Well, I've read most of the books on peak oil, and attended the most recent ASPO conference in Denver and while many of the experts on peak oil do raise alarm bells because of the speed and trajectory of world oil consumption, which resembles the Titantic plowing full-speed ahead into a dark, ice-berg littered North Atlantic, few of them that I've read or interviewed assume -- with the possible exception of Richard Heinberg -- that we can't alter course. That is, in fact, the object of their concern and purpose behind their warnings. I consider them lookouts aboard a surging, Edwardian-era ocean liner long before the advent of radar, weather satellites and GPS.
I don't think anyone from Campbell to Simmons would argue with Smil's observation that, "even if the world's ultimately recoverable oil resources were known with perfection, the global oil production curve would not be determined without knowing future oil demand. We obviously have no such understanding because that demand will be shaped, as in the past, by unpredictable technical advances."
Matt Simmons recently told the ASPO conference in Denver that he doesn't see peak oil occurring IF the world curbs demand or if what he calls "conceptual reserves", in fact, actually become proven and economically extractable. Both are the great unknowns at the moment for both sides of the debate.
Simmons doesn't know how much oil is left and Smil doesn't know which technology will end our dependence on it.
"Steeply rising oil prices would not lead to unchecked bidding for the remaining oil," the University of Manitoba professor muses, "but would accelerate a shift to other energy sources."
That is, in fact, what is happening from renewable energy to hybrid cars, but it's the pace of change that is of concern here. Yes, gasoline or diesel-electric drives can double a car's fuel efficiency, but can they be built fast enough, in sufficient numbers to make a meaningful contribution in reducing petroleum consumption worldwide, especially since an SUV bought today will still be in service as much as twenty years from now?
Smil happily quotes USGS global oil reserve estimates of 3 trillion barrels of oil, ignoring EIA estimates that sees world petroleum demand increasing from the current 84 mbd to 120 mbd by 2025, while also forecasting that renewable energy will only provide less than five percent of the world's energy needs in the same time frame. The Hirsch report sees unconventional petroleum resources like GTL, biofuels, shale oil and tar sands making only modest contributions to the World's thirst for liquid fuels. Certainly hybrid cars, solar panels, wind farms and "inherently safe ways of nuclear fission" are likely to help some, but will they be enough to close the yawning liquid fuels gap?
Finally, assuming that the productionof liquid fuels can keep up with demand, what does that do to the concentration of carbon dioxide in the atmosphere? The present rate of CO2 injection is alarming. What happens when there are 2 billion cars and trucks on the road by 2025?

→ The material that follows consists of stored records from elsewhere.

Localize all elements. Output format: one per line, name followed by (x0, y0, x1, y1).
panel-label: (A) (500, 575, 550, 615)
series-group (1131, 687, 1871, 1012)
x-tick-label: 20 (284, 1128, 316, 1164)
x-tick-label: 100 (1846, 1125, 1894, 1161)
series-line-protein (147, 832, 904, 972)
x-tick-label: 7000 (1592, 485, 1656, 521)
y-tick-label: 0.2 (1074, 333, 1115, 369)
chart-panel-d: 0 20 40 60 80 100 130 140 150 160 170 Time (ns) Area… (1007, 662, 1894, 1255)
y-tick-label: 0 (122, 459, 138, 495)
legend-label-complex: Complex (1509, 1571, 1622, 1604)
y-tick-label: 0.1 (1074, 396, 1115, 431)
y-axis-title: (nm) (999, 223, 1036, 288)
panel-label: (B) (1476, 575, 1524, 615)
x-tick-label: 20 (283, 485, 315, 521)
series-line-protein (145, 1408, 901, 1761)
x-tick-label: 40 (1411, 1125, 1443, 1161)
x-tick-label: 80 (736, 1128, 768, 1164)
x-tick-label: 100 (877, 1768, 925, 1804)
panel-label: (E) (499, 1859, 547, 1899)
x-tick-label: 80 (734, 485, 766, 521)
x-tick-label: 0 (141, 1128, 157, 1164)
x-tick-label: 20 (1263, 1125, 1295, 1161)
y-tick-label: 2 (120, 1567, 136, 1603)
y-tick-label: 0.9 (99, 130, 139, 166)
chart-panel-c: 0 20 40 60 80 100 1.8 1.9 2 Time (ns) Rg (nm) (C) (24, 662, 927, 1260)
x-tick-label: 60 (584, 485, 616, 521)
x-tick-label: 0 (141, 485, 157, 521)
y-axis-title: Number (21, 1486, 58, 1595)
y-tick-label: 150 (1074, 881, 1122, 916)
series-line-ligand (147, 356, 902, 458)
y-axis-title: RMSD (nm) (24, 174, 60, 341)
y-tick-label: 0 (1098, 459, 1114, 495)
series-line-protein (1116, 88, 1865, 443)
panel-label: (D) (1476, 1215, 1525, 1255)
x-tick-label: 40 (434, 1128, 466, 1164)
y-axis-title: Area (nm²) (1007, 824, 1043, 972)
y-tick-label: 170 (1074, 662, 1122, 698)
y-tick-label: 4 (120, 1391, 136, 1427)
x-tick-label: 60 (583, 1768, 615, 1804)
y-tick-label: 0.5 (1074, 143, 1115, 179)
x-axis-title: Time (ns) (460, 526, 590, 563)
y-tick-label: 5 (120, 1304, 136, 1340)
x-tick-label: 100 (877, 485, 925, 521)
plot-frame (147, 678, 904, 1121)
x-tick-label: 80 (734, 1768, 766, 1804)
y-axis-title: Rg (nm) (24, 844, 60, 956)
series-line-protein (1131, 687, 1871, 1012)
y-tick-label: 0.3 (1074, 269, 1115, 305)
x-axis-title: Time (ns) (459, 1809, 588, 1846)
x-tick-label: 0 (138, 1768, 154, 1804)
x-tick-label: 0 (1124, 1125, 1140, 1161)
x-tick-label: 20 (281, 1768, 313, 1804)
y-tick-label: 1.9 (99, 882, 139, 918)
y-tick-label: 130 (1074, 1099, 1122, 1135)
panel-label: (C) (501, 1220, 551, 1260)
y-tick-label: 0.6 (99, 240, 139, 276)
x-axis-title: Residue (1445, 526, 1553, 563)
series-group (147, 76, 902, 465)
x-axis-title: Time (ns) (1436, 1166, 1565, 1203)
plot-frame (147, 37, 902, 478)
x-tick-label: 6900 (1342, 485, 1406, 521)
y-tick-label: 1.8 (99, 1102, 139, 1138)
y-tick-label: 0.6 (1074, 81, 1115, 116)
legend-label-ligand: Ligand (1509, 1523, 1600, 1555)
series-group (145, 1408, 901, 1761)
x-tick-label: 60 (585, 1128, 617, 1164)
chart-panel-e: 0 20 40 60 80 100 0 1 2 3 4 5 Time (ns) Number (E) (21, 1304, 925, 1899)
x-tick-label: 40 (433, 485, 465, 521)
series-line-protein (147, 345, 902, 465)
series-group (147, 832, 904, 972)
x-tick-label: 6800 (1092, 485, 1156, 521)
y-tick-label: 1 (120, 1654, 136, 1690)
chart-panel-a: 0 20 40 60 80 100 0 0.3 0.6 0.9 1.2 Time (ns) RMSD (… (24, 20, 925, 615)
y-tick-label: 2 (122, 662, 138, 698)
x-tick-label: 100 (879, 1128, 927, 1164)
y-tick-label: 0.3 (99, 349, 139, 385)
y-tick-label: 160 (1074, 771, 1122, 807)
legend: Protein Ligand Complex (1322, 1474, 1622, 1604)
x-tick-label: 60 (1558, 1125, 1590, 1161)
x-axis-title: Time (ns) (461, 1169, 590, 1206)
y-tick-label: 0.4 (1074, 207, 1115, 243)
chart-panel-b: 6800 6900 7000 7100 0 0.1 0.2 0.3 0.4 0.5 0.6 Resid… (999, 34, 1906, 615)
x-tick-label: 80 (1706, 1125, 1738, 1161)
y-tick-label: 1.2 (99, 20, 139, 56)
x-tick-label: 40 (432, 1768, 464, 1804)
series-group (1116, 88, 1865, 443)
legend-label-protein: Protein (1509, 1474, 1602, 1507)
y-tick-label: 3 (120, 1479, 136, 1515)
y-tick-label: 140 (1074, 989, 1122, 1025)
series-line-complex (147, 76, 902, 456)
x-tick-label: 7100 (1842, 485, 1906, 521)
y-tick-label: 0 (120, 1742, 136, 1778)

Most if not all of them will have to be powered by something other than petroleum and that something is likely to be electricity generated from renewable and perhaps safer fission or hopefully fusion power.
Is mankind likely to adapt to a changing energy world? Certainly, but I doubt it will be painless or without disruption. My guess is that somewhere between the "sect" of free-market optimism espoused by Professor Smil and the "cult" of peak oil pessimism personified by Professor Heinberg, lies the future in motion.